Your translation should have the same variety of sentence structure as the English text, at the higher levels at least. For my first foray into the English-to-German translation I chose “The Hobbit,” by J.R.R. Tolkien. Yes, apparently, I have a thing for working with “J.R.” authors. Nonetheless, much like the Harry Potter series, Tolkien uses a lot of somewhat strange words in his books. Fortunately, “The Hobbit” was written for a younger audience and most of these odd words are proper nouns—the same in German as in English.
“The Hobbit” was one of my first favorite books as a young’un and I was anxious to read it again, which really helped me keep working at my translation of the book.
To correct your book translations, one quick option is to simply compare with the German/English version of the book you’re using. Of course, you won’t get a direct translation—especially if you’re referring to a translated text (like “Harry Potter” in German), don’t expect to have as robust a vocabulary or the same poetic license as the professional translator.
Another trick is to use your e-reader (very helpful for German-to-English translation). For example, my Kindle Paperwhite has a dictionary function that’s activated by long-pressing on a word. Normally, this would just bring up the English dictionary entry. However, several German dictionaries are available for the Kindle. To add an additional dictionary to your Kindle, follow the instructions in this article.
Just be aware that some are limited in their functionality, especially with constructions like separable verbs.
Translating with Newspapers and Magazines
In addition to books, you can use newspapers and magazines as an endless source of German translation exercises.
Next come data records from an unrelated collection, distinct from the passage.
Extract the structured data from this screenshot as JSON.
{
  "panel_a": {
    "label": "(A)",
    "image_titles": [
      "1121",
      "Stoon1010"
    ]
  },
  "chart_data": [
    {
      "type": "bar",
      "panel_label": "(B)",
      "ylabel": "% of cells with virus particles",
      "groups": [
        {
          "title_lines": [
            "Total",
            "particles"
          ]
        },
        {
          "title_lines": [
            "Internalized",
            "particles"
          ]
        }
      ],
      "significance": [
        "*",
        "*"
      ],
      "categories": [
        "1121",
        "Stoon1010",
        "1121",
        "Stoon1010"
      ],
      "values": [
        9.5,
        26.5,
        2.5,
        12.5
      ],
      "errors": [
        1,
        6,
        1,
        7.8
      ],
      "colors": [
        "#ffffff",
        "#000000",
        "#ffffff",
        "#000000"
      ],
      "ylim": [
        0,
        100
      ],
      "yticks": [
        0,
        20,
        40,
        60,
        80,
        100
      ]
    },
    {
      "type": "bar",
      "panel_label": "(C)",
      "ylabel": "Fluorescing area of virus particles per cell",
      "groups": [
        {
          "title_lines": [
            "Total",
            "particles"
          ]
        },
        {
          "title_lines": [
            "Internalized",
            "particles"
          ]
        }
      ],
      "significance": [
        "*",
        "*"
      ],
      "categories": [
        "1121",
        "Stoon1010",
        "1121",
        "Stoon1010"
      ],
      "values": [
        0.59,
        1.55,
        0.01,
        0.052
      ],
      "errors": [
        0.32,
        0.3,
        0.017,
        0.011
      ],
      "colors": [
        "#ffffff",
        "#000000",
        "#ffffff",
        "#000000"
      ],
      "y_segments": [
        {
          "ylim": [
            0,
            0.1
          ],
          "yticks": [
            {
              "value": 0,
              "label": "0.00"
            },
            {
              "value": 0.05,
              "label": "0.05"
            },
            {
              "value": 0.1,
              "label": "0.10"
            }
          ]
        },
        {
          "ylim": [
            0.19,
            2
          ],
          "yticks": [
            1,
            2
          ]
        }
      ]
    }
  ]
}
In my experience, translating them from German to English was much easier than working with books. I suppose the prose used in books is much more abstract and harder to parse for a non-native speaker, while newspapers are written to be easy to read.
What’s better is that you can pick any topic from your favorite newspaper and focus on translating articles from it. That way, you can learn the vocabulary that’s specific to that topic.
One great option is DW. That’s because they post articles in English and German, so you can toggle between the same article in both languages and compare your translation work. It usually takes a bit of browsing between the German and English sites, but you can see which articles are related based on their pictures. Check out some other popular German news sources here.
If you don’t have an article in two languages, grammar rule cheat sheets can help you as a quick reference guide, especially so if you’re working from English to German and can’t quite get how to phrase a particularly tricky construction. This large grammar cheat sheet from Portland State University is a great help when I translate.
Finally, there are dictionaries, of course. LEO, Dict.cc and Linguee are great German/English online dictionaries. Google Translate can get you through in a pinch, but it quite often misses context and connotation in translations.
German translation exercises are a great way to really improve your language skills. Your comprehension, vocabulary and natural understanding of the grammar and structure of the language are all going to grow through these kinds of exercises. As I said at the beginning, my German writing skills lagged rather far behind my other abilities with the language. It wasn’t until far too late, in my opinion, that I realized this.
Don’t make the same mistake that I did. Make German translation exercises, at any level, a part of your learning regimen as soon as you can. You’ll thank yourself later!